Gadi Blum und Nir Hefez gelingt es, ein Porträt Ariel
Scharons zu zeichnen, das all diesem Rechnung trägt und geradezu
Shakespeare'sche Züge trägt: Zum einen hochtalentiert und voll
visionärer Kraft, trotzdem aber mit menschlichen Fehlern zuhauf, brutal
und in Sachen Intrige ein wahrer Meister. All das zeigen die beiden
Autoren, ohne dabei eine Dämonisierung oder Heroisierung zu betreiben
und das ist die eigentliche Leistung des Buches. Zudem vermitteln sie
einen hervorragenden Eindruck darüber, nach welchen Spielregeln Politik
in Israel funktioniert.
Etwas irritierend jedoch ist die Tatsache, dass die
beiden Autoren es nicht für nötig hielten, mit Ariel Scharon einmal ein
persönliches Gespräch zu suchen.
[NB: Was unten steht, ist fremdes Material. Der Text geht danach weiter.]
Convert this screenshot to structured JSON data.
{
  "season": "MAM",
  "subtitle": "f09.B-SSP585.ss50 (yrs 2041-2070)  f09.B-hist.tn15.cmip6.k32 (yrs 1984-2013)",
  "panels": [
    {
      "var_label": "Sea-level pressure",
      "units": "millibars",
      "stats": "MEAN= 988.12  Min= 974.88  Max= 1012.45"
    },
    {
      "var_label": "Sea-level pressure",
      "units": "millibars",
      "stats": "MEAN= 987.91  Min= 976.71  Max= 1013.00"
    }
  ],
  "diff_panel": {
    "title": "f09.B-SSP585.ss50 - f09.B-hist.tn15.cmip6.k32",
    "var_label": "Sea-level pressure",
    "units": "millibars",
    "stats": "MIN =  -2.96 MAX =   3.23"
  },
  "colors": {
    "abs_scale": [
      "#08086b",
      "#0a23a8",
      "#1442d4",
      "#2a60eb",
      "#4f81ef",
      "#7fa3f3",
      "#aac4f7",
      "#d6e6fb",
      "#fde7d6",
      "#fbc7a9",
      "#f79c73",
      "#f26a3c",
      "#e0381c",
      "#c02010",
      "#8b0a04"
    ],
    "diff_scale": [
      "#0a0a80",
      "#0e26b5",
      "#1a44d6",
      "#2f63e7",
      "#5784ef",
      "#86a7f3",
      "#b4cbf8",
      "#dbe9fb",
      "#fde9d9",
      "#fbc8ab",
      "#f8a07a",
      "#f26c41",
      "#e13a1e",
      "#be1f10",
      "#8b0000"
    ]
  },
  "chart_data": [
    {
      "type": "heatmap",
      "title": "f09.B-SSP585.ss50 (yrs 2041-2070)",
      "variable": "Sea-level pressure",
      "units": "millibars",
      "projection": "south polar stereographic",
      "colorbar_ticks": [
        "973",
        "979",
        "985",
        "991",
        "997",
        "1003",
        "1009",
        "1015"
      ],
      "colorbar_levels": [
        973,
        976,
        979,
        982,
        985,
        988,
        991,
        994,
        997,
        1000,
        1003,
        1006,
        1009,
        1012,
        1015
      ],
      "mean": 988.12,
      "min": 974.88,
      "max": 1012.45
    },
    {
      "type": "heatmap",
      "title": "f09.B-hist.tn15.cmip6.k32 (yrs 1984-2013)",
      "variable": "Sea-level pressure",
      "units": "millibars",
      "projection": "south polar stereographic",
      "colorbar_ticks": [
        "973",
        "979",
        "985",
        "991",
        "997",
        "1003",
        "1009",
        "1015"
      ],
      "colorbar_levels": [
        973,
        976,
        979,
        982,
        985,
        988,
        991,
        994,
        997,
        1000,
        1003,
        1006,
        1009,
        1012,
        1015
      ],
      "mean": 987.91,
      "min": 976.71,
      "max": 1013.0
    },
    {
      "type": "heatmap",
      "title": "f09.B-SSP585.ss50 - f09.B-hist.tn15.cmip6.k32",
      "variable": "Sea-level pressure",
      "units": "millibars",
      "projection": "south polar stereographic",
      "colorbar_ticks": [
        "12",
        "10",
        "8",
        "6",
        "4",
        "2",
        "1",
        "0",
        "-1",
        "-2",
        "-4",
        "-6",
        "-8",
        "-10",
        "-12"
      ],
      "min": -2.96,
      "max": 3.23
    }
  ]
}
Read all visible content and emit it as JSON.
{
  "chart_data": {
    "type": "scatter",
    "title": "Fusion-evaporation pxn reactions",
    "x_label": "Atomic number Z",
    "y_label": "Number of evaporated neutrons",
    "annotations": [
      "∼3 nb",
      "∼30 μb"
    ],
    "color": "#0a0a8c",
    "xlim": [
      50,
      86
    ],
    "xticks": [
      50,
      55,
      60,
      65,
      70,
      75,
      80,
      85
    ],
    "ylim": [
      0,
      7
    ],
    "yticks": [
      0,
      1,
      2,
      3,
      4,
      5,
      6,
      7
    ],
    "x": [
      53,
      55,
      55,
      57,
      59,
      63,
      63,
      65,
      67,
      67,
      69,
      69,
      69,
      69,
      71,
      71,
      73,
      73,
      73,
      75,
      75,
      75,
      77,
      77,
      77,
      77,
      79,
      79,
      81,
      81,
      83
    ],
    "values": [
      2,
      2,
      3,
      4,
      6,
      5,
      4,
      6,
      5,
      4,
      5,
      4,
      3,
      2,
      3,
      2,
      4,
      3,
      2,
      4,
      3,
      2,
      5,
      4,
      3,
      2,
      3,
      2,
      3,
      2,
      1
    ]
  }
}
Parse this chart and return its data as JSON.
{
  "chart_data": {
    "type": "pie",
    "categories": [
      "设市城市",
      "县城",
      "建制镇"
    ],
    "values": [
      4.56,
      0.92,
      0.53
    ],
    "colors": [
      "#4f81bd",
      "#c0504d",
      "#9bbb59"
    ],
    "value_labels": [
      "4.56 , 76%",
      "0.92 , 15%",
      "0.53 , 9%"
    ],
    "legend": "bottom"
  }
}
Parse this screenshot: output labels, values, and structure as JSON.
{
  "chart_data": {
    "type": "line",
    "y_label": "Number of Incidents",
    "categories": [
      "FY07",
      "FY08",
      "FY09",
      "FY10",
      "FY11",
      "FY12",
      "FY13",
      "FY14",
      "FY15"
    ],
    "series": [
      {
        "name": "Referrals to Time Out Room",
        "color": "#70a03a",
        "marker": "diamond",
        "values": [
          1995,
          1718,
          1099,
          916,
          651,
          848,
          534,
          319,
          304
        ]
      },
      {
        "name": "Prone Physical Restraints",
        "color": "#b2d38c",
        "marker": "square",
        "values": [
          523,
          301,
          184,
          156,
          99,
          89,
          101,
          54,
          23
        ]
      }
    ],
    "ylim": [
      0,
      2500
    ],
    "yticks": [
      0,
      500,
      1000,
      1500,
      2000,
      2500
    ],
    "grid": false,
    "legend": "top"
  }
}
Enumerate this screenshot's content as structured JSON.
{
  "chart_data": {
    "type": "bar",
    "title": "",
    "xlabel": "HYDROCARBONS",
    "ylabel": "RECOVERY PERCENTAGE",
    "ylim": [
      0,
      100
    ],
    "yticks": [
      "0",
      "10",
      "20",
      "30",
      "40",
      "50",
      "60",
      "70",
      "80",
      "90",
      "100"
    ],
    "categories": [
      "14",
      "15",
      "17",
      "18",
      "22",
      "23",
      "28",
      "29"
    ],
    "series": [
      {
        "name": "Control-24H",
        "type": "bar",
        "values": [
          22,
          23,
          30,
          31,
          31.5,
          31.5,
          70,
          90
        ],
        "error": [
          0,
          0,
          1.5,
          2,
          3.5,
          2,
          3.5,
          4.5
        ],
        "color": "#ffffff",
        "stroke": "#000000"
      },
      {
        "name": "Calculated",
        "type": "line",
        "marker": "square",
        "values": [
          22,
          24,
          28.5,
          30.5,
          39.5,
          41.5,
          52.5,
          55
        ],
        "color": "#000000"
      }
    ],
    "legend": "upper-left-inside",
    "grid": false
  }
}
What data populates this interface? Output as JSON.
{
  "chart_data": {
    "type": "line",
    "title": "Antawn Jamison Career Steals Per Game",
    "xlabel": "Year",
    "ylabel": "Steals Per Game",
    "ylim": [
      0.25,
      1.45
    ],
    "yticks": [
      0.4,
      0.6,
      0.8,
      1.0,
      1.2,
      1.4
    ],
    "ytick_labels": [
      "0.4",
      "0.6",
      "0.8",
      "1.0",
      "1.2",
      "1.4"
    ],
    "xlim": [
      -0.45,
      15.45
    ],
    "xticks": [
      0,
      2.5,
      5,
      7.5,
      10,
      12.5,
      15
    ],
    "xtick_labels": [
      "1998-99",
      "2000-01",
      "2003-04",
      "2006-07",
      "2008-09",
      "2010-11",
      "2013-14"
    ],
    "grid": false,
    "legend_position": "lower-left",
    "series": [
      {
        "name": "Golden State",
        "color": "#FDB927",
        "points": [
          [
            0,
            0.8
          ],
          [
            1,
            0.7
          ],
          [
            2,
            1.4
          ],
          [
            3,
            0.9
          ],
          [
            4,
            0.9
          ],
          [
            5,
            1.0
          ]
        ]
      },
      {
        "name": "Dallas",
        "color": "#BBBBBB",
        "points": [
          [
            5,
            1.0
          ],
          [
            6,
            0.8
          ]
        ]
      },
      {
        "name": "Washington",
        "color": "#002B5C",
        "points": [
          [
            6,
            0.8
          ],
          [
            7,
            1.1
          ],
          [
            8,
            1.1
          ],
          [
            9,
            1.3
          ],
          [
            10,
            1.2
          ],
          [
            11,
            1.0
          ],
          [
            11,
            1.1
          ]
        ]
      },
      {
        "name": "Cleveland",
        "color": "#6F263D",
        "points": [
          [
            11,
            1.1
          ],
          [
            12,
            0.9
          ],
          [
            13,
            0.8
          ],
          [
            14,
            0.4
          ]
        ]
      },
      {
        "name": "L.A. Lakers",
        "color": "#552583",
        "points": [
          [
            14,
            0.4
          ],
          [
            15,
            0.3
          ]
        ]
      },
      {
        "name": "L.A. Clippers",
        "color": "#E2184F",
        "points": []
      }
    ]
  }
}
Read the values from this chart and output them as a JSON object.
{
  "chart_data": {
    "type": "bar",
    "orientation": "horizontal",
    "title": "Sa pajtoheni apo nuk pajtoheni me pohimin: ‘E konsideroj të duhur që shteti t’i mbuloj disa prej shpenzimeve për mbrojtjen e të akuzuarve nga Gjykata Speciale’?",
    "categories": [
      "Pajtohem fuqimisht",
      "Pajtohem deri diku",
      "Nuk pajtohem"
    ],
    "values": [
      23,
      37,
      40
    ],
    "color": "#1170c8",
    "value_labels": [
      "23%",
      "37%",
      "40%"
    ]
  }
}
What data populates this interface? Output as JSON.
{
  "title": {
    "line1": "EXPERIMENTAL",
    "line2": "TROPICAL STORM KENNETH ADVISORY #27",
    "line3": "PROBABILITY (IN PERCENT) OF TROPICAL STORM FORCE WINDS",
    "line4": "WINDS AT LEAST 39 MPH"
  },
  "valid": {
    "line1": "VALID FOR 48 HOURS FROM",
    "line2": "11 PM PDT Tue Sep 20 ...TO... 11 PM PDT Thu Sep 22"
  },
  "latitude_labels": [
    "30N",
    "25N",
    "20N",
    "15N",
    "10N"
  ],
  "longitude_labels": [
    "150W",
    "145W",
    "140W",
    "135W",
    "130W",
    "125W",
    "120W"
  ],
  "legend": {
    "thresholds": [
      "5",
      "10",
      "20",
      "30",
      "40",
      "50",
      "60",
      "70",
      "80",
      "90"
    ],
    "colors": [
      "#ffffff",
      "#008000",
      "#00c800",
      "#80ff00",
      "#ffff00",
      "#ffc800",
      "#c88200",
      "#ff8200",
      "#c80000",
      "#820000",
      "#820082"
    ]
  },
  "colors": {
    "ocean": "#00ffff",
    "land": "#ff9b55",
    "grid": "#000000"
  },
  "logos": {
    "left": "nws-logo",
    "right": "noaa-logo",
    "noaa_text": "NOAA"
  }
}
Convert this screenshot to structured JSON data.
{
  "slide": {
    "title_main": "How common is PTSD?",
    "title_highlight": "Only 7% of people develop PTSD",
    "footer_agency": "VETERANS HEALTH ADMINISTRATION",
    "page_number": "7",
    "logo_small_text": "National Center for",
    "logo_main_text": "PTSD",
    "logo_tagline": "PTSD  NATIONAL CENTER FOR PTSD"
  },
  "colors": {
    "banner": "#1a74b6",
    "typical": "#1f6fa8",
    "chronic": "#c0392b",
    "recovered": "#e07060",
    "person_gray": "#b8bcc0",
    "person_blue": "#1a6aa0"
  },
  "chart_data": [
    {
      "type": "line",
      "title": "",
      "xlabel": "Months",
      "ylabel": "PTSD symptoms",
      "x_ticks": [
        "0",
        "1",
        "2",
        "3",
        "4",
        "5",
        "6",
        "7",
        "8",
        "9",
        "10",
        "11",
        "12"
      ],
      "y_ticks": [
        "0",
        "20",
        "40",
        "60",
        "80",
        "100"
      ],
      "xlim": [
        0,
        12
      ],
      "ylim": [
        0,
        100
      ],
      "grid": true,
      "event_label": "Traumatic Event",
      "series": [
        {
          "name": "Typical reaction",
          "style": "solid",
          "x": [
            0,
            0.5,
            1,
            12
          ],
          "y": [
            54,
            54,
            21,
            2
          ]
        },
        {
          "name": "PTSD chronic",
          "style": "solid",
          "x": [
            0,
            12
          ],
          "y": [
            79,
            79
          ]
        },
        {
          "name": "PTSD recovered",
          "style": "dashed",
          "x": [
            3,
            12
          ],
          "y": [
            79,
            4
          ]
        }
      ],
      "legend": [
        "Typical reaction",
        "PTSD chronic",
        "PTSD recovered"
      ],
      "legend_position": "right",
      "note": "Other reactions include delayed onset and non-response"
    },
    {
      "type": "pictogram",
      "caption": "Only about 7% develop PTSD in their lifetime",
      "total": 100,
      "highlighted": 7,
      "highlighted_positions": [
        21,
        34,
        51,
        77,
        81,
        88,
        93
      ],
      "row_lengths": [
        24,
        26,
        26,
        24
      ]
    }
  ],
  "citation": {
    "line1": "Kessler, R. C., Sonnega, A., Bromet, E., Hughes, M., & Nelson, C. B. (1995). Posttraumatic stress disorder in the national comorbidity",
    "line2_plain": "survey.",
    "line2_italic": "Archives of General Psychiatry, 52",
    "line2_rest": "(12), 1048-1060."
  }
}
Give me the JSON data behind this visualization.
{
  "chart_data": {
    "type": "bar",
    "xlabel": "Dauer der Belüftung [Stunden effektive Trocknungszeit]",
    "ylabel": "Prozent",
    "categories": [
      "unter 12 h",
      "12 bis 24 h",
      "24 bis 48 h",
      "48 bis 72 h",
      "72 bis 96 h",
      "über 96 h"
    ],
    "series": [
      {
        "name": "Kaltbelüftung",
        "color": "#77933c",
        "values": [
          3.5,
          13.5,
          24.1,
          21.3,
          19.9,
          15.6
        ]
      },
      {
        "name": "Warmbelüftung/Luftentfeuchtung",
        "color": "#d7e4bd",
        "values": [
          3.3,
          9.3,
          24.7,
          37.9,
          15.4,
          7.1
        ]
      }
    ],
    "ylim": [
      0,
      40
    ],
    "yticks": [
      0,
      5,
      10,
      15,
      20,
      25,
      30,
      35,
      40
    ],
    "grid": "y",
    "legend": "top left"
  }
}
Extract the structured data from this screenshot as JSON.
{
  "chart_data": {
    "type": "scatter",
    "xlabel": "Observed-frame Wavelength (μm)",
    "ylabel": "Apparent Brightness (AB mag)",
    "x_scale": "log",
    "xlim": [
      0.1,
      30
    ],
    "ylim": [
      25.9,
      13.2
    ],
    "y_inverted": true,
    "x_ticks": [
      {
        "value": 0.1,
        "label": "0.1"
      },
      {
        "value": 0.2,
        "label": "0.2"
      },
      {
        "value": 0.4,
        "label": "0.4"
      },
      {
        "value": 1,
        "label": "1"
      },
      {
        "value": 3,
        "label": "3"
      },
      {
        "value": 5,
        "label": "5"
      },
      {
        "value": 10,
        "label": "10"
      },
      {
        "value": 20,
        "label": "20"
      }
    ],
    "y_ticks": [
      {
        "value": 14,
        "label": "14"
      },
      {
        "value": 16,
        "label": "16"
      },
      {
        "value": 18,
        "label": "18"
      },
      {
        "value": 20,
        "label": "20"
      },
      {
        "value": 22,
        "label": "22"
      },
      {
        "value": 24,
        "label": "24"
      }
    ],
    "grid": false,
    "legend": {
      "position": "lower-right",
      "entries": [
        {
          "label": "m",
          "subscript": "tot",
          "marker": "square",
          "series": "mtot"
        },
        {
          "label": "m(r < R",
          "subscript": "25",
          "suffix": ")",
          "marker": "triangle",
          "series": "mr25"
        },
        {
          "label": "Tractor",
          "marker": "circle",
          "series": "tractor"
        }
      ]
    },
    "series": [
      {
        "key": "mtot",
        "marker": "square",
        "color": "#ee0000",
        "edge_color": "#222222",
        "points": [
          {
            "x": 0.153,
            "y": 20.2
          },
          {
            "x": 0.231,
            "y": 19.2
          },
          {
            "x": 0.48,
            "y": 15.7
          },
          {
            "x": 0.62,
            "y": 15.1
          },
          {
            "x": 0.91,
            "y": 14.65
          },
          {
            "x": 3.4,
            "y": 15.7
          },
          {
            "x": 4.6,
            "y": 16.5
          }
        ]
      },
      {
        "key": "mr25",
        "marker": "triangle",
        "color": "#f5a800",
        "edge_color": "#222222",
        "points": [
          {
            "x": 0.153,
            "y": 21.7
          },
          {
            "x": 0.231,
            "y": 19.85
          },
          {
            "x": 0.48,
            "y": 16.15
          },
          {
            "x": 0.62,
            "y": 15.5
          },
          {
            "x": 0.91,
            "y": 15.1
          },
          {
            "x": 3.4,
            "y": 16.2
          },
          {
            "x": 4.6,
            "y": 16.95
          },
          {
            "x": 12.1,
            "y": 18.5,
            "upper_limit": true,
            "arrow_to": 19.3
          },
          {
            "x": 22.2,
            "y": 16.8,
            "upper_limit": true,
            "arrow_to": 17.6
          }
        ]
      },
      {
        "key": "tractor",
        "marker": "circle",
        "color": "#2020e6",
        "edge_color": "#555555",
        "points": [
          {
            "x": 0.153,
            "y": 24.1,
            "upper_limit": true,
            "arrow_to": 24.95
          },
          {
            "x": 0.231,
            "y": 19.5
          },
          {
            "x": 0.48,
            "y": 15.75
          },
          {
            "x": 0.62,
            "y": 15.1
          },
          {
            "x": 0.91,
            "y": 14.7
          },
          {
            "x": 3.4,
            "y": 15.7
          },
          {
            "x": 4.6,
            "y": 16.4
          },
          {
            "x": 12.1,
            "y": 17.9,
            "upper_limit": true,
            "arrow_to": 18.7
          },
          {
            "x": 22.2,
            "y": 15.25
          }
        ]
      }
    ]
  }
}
Offen bleibt zudem die Frage nach dem
politischen Erbe Ariel Scharons: Wird man sich an ihn einmal nur deshalb
erinnern, weil er Israel 1982 in das Desaster des Libanon-Krieges
geführt hatte, oder aber, weil Scharon derjenige war, der Siedlungen im
Gaza-Streifen und der Westbank aufgab und somit die Rahmenbedingungen
für einen Frieden mit den Palästinensern schuf?